Perth public relations luminary Paul Downie has passed away after a brief illness, aged 65.
Perth public relations luminary Paul Downie has passed away after a brief illness, aged 65.
Mr Downie’s reputation in the world of PR was built through the 1990s and 2000s, when he worked closely within a growing Forrest business empire at Anaconda Nickel and Fortescue Metals Group among a suite of high-profile businesses.
A former journalist who started in the field in 1983 and worked with The Australian, The West Australian and the Stock & Land, Mr Downie would go on to establish PR firm Porter Novelli Perth alongside Caroline De Mori during the 1990s.
Ms De Mori – who later founded Purple with Warrick Hazeldine – sold her stake in that business to John McGlue in its early days, and Messrs Downie and McGlue ran the agency until its acquisition by Financial Dynamics, a subsidiary of FTI Consulting, in 2008.
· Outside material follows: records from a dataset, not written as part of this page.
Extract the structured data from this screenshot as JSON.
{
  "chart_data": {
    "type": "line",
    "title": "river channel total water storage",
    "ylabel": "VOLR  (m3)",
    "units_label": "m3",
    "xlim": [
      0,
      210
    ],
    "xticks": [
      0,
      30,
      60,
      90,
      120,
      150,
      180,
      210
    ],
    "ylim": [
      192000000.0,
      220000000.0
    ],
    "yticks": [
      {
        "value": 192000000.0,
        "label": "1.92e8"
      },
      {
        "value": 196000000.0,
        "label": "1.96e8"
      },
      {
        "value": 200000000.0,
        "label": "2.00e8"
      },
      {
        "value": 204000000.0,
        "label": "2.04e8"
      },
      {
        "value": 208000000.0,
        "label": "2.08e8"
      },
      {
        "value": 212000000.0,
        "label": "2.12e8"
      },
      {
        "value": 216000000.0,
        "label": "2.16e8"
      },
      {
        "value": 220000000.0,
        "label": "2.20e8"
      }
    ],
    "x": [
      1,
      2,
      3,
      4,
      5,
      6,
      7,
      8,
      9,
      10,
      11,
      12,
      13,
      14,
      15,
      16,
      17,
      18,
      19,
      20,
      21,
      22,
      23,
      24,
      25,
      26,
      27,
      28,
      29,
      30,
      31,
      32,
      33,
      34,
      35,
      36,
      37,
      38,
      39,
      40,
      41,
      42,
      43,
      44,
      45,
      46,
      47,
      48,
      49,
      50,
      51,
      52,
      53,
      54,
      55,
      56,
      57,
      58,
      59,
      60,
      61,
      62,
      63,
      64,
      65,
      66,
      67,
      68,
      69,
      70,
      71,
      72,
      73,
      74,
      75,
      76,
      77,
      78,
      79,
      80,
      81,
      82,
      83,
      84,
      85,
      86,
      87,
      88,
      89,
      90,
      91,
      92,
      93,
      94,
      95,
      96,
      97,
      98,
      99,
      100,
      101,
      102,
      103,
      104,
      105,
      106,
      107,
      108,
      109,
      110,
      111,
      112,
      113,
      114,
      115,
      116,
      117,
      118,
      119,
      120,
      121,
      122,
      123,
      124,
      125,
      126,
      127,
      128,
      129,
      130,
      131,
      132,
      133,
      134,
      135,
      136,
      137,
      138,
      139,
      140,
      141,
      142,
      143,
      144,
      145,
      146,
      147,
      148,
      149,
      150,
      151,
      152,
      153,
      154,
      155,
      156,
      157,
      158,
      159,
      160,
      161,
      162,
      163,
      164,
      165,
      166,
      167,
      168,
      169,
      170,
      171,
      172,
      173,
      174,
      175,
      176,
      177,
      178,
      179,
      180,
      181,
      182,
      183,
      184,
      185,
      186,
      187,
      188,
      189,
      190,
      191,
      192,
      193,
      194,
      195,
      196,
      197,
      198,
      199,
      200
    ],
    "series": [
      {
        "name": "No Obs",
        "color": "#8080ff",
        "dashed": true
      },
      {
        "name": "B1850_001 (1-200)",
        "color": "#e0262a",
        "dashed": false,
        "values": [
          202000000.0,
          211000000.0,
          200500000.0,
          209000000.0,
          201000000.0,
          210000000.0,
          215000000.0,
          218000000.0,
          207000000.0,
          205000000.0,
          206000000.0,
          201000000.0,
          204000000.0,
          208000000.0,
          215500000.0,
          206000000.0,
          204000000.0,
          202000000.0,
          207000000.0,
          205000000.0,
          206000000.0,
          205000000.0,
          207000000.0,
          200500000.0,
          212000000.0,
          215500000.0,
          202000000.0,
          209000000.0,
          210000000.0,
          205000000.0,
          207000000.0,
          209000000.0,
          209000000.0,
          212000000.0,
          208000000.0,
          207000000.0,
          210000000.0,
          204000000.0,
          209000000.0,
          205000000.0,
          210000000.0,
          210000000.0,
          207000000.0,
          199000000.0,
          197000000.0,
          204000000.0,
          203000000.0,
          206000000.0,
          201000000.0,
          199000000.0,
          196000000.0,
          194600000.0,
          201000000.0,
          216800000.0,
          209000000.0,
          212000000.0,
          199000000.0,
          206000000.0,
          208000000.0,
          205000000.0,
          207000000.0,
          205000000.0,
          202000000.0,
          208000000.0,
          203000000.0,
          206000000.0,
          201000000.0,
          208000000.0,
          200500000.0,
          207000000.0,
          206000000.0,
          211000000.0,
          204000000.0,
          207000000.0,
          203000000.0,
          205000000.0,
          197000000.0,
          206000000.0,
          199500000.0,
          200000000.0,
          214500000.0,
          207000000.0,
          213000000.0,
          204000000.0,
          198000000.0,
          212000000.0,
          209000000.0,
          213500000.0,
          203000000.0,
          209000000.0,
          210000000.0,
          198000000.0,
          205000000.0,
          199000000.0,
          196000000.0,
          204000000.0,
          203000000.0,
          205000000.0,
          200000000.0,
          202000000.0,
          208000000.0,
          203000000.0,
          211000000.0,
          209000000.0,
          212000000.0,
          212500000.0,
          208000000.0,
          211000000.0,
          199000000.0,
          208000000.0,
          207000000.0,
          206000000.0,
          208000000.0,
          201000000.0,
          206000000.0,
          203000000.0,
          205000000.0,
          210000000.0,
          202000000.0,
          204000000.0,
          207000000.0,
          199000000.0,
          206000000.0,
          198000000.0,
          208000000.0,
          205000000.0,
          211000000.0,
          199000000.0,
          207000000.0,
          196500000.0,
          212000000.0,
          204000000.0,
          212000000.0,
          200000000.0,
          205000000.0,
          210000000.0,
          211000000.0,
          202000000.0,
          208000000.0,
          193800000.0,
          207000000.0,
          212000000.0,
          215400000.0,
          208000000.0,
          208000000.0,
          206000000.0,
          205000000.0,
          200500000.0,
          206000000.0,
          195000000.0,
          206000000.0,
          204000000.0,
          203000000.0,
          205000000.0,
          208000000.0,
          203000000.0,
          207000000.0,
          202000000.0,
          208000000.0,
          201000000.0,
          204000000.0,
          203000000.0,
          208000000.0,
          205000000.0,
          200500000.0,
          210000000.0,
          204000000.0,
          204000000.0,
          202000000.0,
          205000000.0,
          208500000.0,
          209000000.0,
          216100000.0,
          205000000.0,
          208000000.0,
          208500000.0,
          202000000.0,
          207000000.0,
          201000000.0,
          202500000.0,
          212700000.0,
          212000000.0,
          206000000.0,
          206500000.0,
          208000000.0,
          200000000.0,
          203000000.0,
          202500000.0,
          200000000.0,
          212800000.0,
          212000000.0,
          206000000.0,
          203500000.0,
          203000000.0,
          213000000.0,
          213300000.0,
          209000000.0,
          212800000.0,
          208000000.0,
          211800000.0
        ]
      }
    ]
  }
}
Ms De Mori told Business News that Mr Downie was a larger than life presence.
"He was just so much fun, and he lifted every room he was in," she said.
"He was very sanguine about his health and what was happening.
"Paul was just a lovely human being with a beautiful family, and I don't have a bad word to say about him."
Mr McGlue said the news of his close friend's death was heartbreaking, but that Mr Downie had faced his illness with courage.
“He was a highly intuitive advisor,” he told Business News.
"I saw him in situations with big boards and billionaires, and his intuition was always extremely fine-tuned and valuable.
“That extended into his professional life advising some of the famous and the infamous, because we had some of the infamous on our list from time to time.
“But I think his great quality and skill was that he understood the psychology at work in corporate situations.”
Mr McGlue said he and Mr Downie had been in discussions around future business opportunities as recently as this year.
After a brief sabbatical following the sale of Porter Novelli, Mr Downie was engaged to run strategic communications for Financial Dynamics before being tapped to relocate and revamp the FTI’s Sydney office.
He was appointed as FTI Consulting’s Asian chairman of strategic communications from 2013, based in Singapore, and worked in the role until his eventual retirement in 2022.
FTI senior managing director of strategic communications Cameron Morse told Business News that Mr Downie would be remembered fondly by those he worked with.
“Paul was widely known and well respected among the Perth business community,” he said.
“While he will no doubt be remembered for his gregarious nature and love of life, many clients, colleagues and friends benefited from his wise counsel throughout Paul’s professional career.”
Reflecting Mr Downie’s connections, geniality and willingness to innovate, in the early 2000s he was integral in founding a regular forum for Perth business journalists known as the Rason Club which operated for several years.

Paul Downie (second from right) at a Rason Club event in the 1990s, alongside Business News senior editor Mark Pownall, Purple investor relations director Peter Klinger and Albemarle head of external affairs Tom Baddeley. Photo: supplied
In retirement, Mr Downie sat on the board of Perth Festival where he was appointed in 2023.
He was an avid long-distance swimmer who had crossed the English Channel.
Mr Downie leaves a wife and three children.